In 2003 young contest winner Natalie Gilbert started singing the National Anthem prior to a Sixers game when she suddenly got confused and lost her composure. Head coach Mo Cheeks joined her at the mike and began singing with her. The crowd and players joined in and by the end Natalie was belting out the final verse and the crowd erupted, many with tears in their eyes, in a standing ovation. Google it, and I guarantee it will get you choked up. Welcome back to the “Windy City,” Maurice Cheeks.

Untethered 

    “When did America become untethered from reality?” Kurt Anderson, “How America Went Haywire,” The Atlantic (2017)


Election Day has morphed into election week. The initial results were absolutely disheartening, as Trump appeared ahead in key battleground states, including Wisconsin, Michigan, and Pennsylvania. As votes came in from urban areas and the counting of mail ballots began, Biden gained the upper hand in Wisconsin and Michigan and narrowed the gap in the Keystone State.  Even so, the expected Democratic gains in the Senate and House were not happening, as Trump’s lies – that Radical Democrats would defund the police, take away private health care, threaten white suburbs, and fraudulently steal the election, combined with Republican scare tactics, appeared to be having an effect. Bright spots were Arizona, where Biden and Senate candidate Mark Kelly (below) are ahead, and Nevada, where the former vice president has an apparently safe lead. After three full days, Biden’s leads in Pennsylvania and Georgia are growing, and most remaining votes are from urban Democratic strongholds.  Trump’s strategy, to get the vote stopped where he was ahead and continue the count where he was behind, has hopefully failed.  Twitter has even begun to prevent his baseless tweets from appearing. In contrast, Biden is urging calm and acting presidential.

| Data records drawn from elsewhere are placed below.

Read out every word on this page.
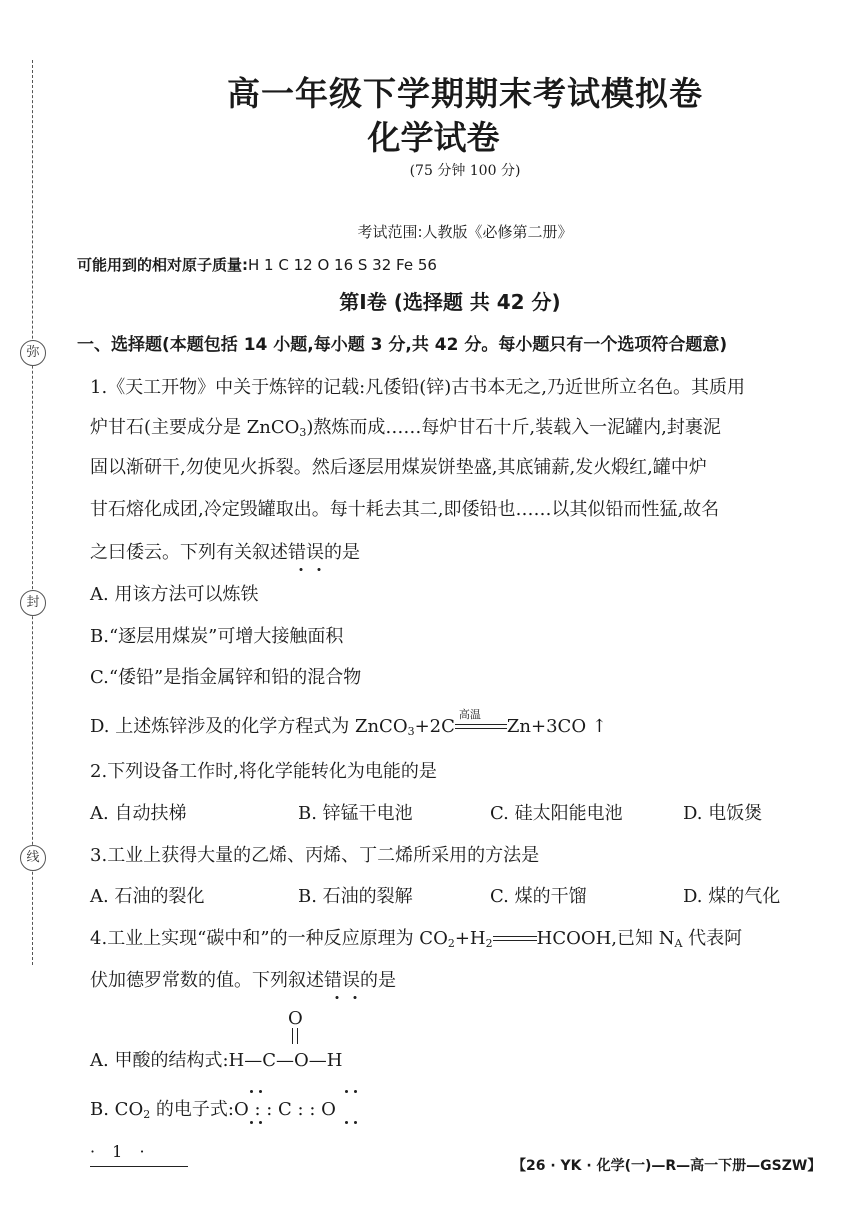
弥
封
线
高一年级下学期期末考试模拟卷
化学试卷
(75 分钟 100 分)
考试范围:人教版《必修第二册》
可能用到的相对原子质量:H 1 C 12 O 16 S 32 Fe 56
第Ⅰ卷 (选择题 共 42 分)
一、选择题(本题包括 14 小题,每小题 3 分,共 42 分。每小题只有一个选项符合题意)
1.《天工开物》中关于炼锌的记载:凡倭铅(锌)古书本无之,乃近世所立名色。其质用
炉甘石(主要成分是 ZnCO$_3$)熬炼而成……每炉甘石十斤,装载入一泥罐内,封裹泥
固以渐研干,勿使见火拆裂。然后逐层用煤炭饼垫盛,其底铺薪,发火煅红,罐中炉
甘石熔化成团,冷定毁罐取出。每十耗去其二,即倭铅也……以其似铅而性猛,故名
之曰倭云。下列有关叙述错误的是
A. 用该方法可以炼铁
B.“逐层用煤炭”可增大接触面积
C.“倭铅”是指金属锌和铅的混合物
D. 上述炼锌涉及的化学方程式为 ZnCO$_3$+2C
高温
Zn+3CO ↑
2.下列设备工作时,将化学能转化为电能的是
A. 自动扶梯	B. 锌锰干电池	C. 硅太阳能电池	D. 电饭煲
3.工业上获得大量的乙烯、丙烯、丁二烯所采用的方法是
A. 石油的裂化	B. 石油的裂解	C. 煤的干馏	D. 煤的气化
4.工业上实现“碳中和”的一种反应原理为 $CO_2+H_2$ HCOOH,已知 $N_A$ 代表阿
伏加德罗常数的值。下列叙述错误的是
A. 甲酸的结构式:H—C—O—H
O
B. $CO_2$ 的电子式:O : : C : : O
· 1 ·
【26 · YK · 化学(一)—R—高一下册—GSZW】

Anti-Trump Republican Kurt Anderson traced America’s “lurch toward fantasy” to aspects of the American character, such as belief in rugged individualism, extreme religious beliefs, an anti-intellectual strain, and susceptibility to conspiracy theories and con artists from B.T. Barnum to Trump, in Anderson’s estimation, an amoral grifter resentful of the establishment. In the 1960s, the postwar mainstream consensus collapsed, with the radical Right gaining a foothold in the Republican Party with Barry Goldwater’s nomination in 1964, and the Vietnam War fracturing Lyndon B. Johnson’s liberal coalition.  In academia the postmodernist belief that truth is relative became the precursor to Trump apologists’ defense of “alternative facts.”  By accusing the mainstream media of disseminating fake news, attacking Congress and the courts, and now threatening to refuse to abide by the election results, Trump has become a threat to America’s political system.  As Josh Barro wrote:

 The problem is that the Republicans have purposefully torn down the validating institutions.  They have convinced voters the media cannot be trusted; they have gotten them used to ignoring inconvenient facts about policy; and they have abolished standards of discourse.